No doctors’ groups in the UK support changing the law to introduce assisted suicide or euthanasia, including the British Medical Association, the Royal College of General Practitioners, the Royal College of Physicians, the British Geriatric Society, and the Association for Palliative Medicine.

In particular, there is strong opposition to introducing assisted suicide from doctors who specialise in working with people with incurable conditions at the end of their life. A survey of palliative care doctors who are members of the Association for Palliative Medicine found that 82% oppose the introduction of assisted suicide.

The results of the Association for Palliative Medicine survey have been mirrored in a more recent survey of doctors by the British Medical Association, which found that 83% of palliative care doctors oppose a change in the law to introduce assisted suicide, while only 6% supported such a change.

Palliative care doctors have specialist knowledge and experience of the care that can be provided to people to alleviate suffering at the end of their lives and the results of these surveys show that it is clear to these doctors that specialist care is the solution, not ending their patients’ lives through assisted suicide.

Polling from ComRes found that 51% of the general population, when asked if they “would be concerned that some people would feel pressurised into accepting help to take their own life so as not to be a burden on others if assisted suicide were legal”, said yes. Only 25% disagreed.

Polling of Members of Parliament, conducted by YouGov, showed that only 35% of MPs supported a law change to allow “doctors to assist in the suicide of someone suffering from a terminal illness”.

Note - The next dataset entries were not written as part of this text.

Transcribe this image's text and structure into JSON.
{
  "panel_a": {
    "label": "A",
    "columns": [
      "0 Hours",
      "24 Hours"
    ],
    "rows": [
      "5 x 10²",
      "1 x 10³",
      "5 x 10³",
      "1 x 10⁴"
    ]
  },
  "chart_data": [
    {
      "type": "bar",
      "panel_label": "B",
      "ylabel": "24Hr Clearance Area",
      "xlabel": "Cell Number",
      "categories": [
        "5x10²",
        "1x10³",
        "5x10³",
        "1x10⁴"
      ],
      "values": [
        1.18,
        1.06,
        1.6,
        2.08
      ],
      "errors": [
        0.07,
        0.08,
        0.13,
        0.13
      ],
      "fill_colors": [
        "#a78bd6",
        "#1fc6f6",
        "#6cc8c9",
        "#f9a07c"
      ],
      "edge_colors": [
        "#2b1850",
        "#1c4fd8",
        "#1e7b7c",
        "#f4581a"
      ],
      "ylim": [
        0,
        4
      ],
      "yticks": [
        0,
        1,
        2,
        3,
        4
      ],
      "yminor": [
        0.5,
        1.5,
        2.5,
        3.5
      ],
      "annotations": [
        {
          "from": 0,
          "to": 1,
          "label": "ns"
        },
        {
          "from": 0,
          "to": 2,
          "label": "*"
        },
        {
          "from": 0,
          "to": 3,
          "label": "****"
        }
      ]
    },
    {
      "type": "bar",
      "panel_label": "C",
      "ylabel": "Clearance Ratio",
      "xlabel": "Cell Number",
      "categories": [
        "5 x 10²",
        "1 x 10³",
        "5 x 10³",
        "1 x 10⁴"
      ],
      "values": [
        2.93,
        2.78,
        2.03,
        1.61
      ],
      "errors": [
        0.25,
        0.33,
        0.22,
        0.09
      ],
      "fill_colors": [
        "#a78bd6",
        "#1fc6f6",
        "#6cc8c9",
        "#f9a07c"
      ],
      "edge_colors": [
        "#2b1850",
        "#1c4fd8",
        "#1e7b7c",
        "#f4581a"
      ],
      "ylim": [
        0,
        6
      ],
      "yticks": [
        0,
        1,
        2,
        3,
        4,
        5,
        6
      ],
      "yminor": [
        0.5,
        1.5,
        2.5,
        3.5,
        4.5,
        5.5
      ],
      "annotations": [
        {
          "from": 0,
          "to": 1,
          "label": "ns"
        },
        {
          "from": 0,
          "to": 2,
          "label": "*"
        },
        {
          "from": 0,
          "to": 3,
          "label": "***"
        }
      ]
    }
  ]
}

Palliative care provision gap

There is currently a major gap in the provision of palliative care services in the United Kingdom.

It is estimated that over 100,000 people who could benefit from palliative care die each year without receiving it. According to Hospice UK, the UK hospice sector is facing a collective estimated deficit of £77 million in the financial year 2023-24.

Demand for palliative care is set to increase. In 20 years’ time, there are expected to be 100,000 more people dying each year in the United Kingdom. Analysis by Marie Curie shows that by 2048, the number of people with palliative care needs in the UK will climb by more than 147,000 to over 730,000.

A YouGov poll commissioned by King’s College London shows that 65% of the general population are worried about access to palliative and end-of-life care and 41% think there is too little NHS resource allocated to palliative care.

Constituents are being encouraged to visit www.righttolife.org.uk/donoharm where it takes 30 seconds to ask their local MP candidates to sign the End of Life Protection Pledge.

Spokesperson for Right To Life UK, Catherine Robinson, said:

“In the next Parliament, we expect the assisted suicide lobby to return with new attempts to introduce assisted suicide.


“We are urging voters to engage with their local MP candidates and advocate for the protection of the most vulnerable in our society this election. 


“There is currently a major gap in the provision of palliative care services in the United Kingdom. It is estimated that over 100,000 people who need palliative care die each year without receiving it.


“The UK needs properly funded high-quality palliative care for those at the end of their life, not assisted suicide”.